Hello Jurgis,
<if I could find a closed-end fund that paid 6-8% for me to wait for a correction (and then not fall with the correction), I would put a good percentage of my portfolio into that and just wait. But, I'm not sure if such an investment exists.
No, it doesn't. But if someone finds it, please let me know. :)>
Well, I didn't find exactly what we're looking for, but I've been adding a small amount to ETJ as it's close. Basically, ETJ is a closed-end fund that owns equities, owns a lot of put options on the indexes out 3 months or so, sells calls against the indexes and also does some selling of puts of individual stocks to accumulate new positions it seems. Anyways, they haven't done well from a stock perspective at all the last year (and I didn't start buying until the last few weeks). Their NAV performance was been pretty even at (0.48%) in 2010, 5.68% in 2009, (1.17%) in 2008, and 7.38% in part of 2007 when it looks like the cef started.

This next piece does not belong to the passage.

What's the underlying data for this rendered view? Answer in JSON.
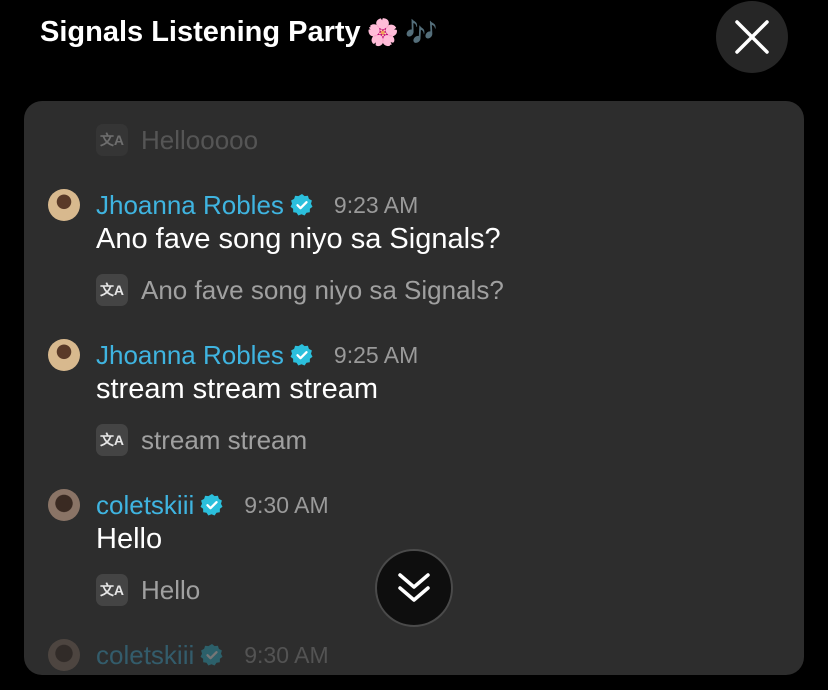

So, I guess my play here is that the premium/discount has gone from a premium of over 6% to a discount that is now around 13% which seems to be the historical discount low. So, what I'm trying to do is to put some money that I would normally put into a yield instrument and put it into ETJ with the view that maybe the managers can eak out a few NAV % this year and/or the discount will revert to a historical mean from a historical low. I don't expect this to do anything seriously up this year, but I think it's a decent defensive play for a decent yield in comparison to treasury/preferred yields on a risk/reward basis. The risk here is that the discount continues its plumment, which is possible.
Just thought I'd throw it out there based on our conversation and I do think any closed-end selling at a greater than 10% discount is a value to consider. There are other Eaton Vance cef's that I'm analyzing, but this one is different than the others.